Instead of blocking hackers, the researchers have created a new cybersecurity defence approach, which involves setting traps for hackers. The method, called DEEP-Dig (DEcEPtion DIGging), ushers intruders into a decoy site so the computer can learn from hackers’ tactics. The information is then used to train the computer to recognise and stop future attacks.
DEEP-Dig advances a rapidly growing cybersecurity field known as deception technology, which involves setting traps for hackers.
“There are criminals trying to attack our networks all the time, and normally we view that as a negative thing, instead of blocking them, maybe what we could be doing is viewing these attackers as a source of free labour,” said study researcher Kevin Hamlen from University of Texas in Dallas, US.
“They’re providing us data about what malicious attacks look like. It’s a free source of highly prised data,” Hamlen added.
The approach aims to solve a major challenge to using artificial intelligence (AI) for cybersecurity: a shortage of data needed to train computers to detect intruders. The lack of data is due to privacy concerns. Better data will mean better ability to detect attacks, the researchers said.
“We’re using the data from hackers to train the machine to identify an attack, we’re using deception to get better data,” said study researcher Gbadebo Ayoade.
Hackers typically begin with their simplest tricks and then use increasingly sophisticated tactics, the researchers said.
But most cyberdefense programmes try to disrupt intruders before anyone can monitor the intruders’ techniques. DEEP-Dig will give researchers a window into hackers’ methods as they enter a decoy site stocked with disinformation.
The decoy site looks legitimate to intruders and attackers will feel they’re successful, said study researcher Latifur Khan.

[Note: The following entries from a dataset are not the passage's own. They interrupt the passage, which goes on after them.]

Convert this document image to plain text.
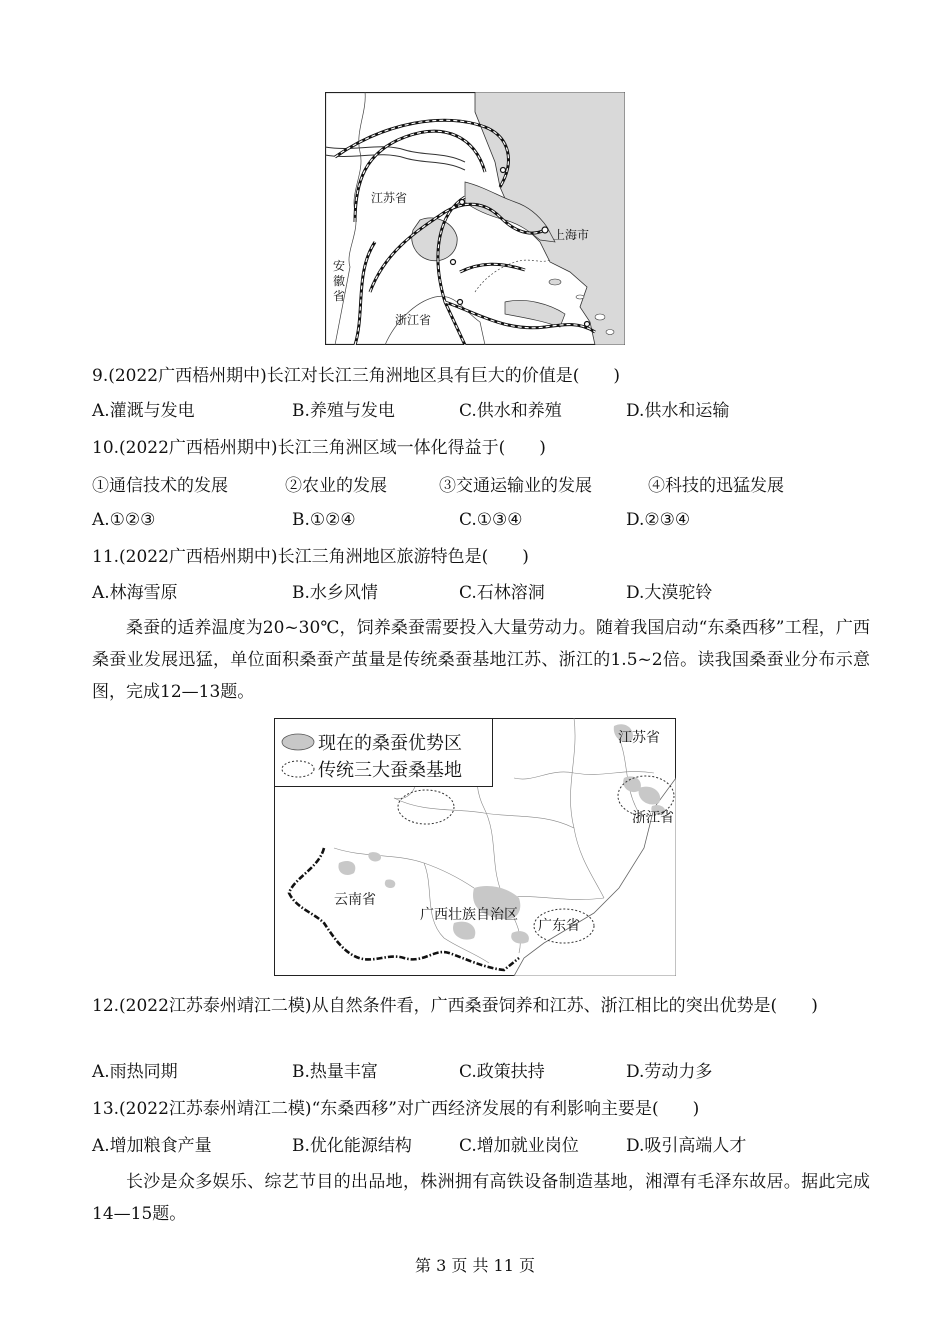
江苏省
上海市
浙江省
安 徽 省
9.(2022广西梧州期中)长江对长江三角洲地区具有巨大的价值是(　　)
A.灌溉与发电	B.养殖与发电	C.供水和养殖	D.供水和运输
10.(2022广西梧州期中)长江三角洲区域一体化得益于(　　)
①通信技术的发展	②农业的发展	③交通运输业的发展	④科技的迅猛发展
A.①②③	B.①②④	C.①③④	D.②③④
11.(2022广西梧州期中)长江三角洲地区旅游特色是(　　)
A.林海雪原	B.水乡风情	C.石林溶洞	D.大漠驼铃
桑蚕的适养温度为20~30℃，饲养桑蚕需要投入大量劳动力。随着我国启动“东桑西移”工程，广西桑蚕业发展迅猛，单位面积桑蚕产茧量是传统桑蚕基地江苏、浙江的1.5~2倍。读我国桑蚕业分布示意图，完成12—13题。
现在的桑蚕优势区
传统三大蚕桑基地
江苏省
浙江省
云南省
广西壮族自治区
广东省
12.(2022江苏泰州靖江二模)从自然条件看，广西桑蚕饲养和江苏、浙江相比的突出优势是(　　)
A.雨热同期	B.热量丰富	C.政策扶持	D.劳动力多
13.(2022江苏泰州靖江二模)“东桑西移”对广西经济发展的有利影响主要是(　　)
A.增加粮食产量	B.优化能源结构	C.增加就业岗位	D.吸引高端人才
长沙是众多娱乐、综艺节目的出品地，株洲拥有高铁设备制造基地，湘潭有毛泽东故居。据此完成14—15题。
第 3 页 共 11 页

As hackers’ tactics change, DEEP-Dig could help cybersecurity defence systems keep up with their new tricks. According to the researchers, while DEEP-Dig aims to outsmart hackers, it might be possible that hackers could have the last laugh if they realise they have entered a decoy site and try to deceive the programme.
“So far, we’ve found this doesn’t work. When an attacker tries to play along, the defence system just learns how hackers try to hide their tracks, it’s an all-win situation — for us, that is,” Hamlen said.
The study was presented at the annual Computer Security Applications Conference in December in Puerto Rico.